🤖 AI Summary
This work addresses the limitations of existing dental image segmentation methods, which suffer from discontinuous boundaries and weak foreground-background discrimination due to fixed-resolution feature maps, as well as the high computational cost of Transformer-based self-attention mechanisms that hinder efficient processing of high-resolution images. To overcome these challenges, the authors propose a three-stage hierarchical encoder architecture that integrates multi-scale features to preserve fine structural details. The design incorporates bidirectional sequential modeling and a lightweight global context mechanism, significantly reducing computational complexity while enhancing global spatial awareness.

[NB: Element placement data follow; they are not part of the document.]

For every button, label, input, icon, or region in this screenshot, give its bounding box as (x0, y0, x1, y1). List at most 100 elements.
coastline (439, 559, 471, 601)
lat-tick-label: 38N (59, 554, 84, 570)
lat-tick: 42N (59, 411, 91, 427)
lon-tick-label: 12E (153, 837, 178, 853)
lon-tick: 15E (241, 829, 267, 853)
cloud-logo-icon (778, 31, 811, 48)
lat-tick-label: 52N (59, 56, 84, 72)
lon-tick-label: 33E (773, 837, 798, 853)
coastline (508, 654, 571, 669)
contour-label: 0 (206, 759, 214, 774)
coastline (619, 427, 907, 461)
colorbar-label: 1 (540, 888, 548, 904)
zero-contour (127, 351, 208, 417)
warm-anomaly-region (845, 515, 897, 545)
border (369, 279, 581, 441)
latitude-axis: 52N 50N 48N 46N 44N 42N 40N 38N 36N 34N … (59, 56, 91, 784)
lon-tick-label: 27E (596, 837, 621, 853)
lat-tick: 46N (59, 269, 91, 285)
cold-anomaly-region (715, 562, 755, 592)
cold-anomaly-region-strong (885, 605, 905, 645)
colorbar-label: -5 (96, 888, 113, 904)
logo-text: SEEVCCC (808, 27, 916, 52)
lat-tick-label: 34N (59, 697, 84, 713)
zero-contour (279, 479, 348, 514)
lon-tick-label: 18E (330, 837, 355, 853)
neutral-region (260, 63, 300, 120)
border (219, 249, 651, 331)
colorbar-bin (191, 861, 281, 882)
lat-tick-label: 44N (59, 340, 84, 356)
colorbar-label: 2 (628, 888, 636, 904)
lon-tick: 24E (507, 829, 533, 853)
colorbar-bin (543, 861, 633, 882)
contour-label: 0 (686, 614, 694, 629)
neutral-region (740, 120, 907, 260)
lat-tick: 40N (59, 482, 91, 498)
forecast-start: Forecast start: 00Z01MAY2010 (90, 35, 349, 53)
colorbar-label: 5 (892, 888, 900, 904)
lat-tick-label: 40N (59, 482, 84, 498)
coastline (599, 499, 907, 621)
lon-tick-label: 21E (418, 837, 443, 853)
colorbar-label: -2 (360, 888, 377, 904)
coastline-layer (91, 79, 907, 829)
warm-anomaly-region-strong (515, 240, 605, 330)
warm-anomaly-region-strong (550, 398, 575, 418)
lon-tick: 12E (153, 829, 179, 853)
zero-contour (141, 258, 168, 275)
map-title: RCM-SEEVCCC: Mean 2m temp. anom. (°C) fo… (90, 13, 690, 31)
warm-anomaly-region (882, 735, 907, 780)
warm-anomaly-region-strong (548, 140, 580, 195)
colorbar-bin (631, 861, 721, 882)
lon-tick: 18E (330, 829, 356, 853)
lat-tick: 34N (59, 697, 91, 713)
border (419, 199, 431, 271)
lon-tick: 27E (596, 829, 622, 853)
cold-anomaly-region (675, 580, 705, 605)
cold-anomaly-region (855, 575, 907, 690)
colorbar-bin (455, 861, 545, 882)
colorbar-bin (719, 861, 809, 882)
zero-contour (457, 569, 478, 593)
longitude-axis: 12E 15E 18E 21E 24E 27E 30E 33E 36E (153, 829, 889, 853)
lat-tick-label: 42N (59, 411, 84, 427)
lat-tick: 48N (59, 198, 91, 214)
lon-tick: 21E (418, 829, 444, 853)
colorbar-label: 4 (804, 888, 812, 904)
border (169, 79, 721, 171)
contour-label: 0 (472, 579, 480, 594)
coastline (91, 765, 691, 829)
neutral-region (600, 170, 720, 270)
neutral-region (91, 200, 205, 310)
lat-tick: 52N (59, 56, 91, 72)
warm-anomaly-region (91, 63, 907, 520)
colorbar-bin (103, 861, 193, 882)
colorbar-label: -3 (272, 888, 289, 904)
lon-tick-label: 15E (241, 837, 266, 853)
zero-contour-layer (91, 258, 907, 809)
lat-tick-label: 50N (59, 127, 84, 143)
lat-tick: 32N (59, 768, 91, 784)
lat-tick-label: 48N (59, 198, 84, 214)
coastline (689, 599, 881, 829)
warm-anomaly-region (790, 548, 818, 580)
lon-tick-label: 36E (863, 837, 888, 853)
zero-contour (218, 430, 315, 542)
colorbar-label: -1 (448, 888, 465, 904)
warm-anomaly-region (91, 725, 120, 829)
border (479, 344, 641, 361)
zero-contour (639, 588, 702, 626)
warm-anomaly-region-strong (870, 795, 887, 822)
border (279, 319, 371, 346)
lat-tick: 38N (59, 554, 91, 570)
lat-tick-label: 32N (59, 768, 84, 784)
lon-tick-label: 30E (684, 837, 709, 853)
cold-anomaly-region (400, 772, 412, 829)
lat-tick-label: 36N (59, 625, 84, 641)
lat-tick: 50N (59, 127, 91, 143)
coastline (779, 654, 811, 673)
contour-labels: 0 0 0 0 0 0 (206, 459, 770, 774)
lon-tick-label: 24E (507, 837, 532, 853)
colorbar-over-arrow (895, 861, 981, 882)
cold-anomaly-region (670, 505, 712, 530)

Evaluated on the OralVision dataset, the proposed method achieves a 1.1% improvement in mIoU over current state-of-the-art approaches, demonstrating its effectiveness in improving both segmentation continuity and accuracy.
📝 Abstract
Tooth image segmentation is a cornerstone of dental digitization. However, traditional image encoders relying on fixed-resolution feature maps often lead to discontinuous segmentation and poor discrimination between target regions and background, due to insufficient modeling of environmental and global context. Moreover, transformer-based self-attention introduces substantial computational overhead because of its quadratic complexity (O(n^2)), making it inefficient for high-resolution dental images. To address these challenges, we introduce a three-stage encoder with hierarchical feature representation to capture scale-adaptive information in dental images. By jointly leveraging low-level details and high-level semantics through cross-scale feature fusion, the model effectively preserves fine structural information while maintaining strong contextual awareness. Furthermore, a bidirectional sequence modeling strategy is incorporated to enhance global spatial context understanding without incurring high computational cost.
We validate our method on two dental datasets, with experimental results demonstrating its superiority over existing approaches. On the OralVision dataset, our model achieves a 1.1% improvement in mean intersection over union (mIoU).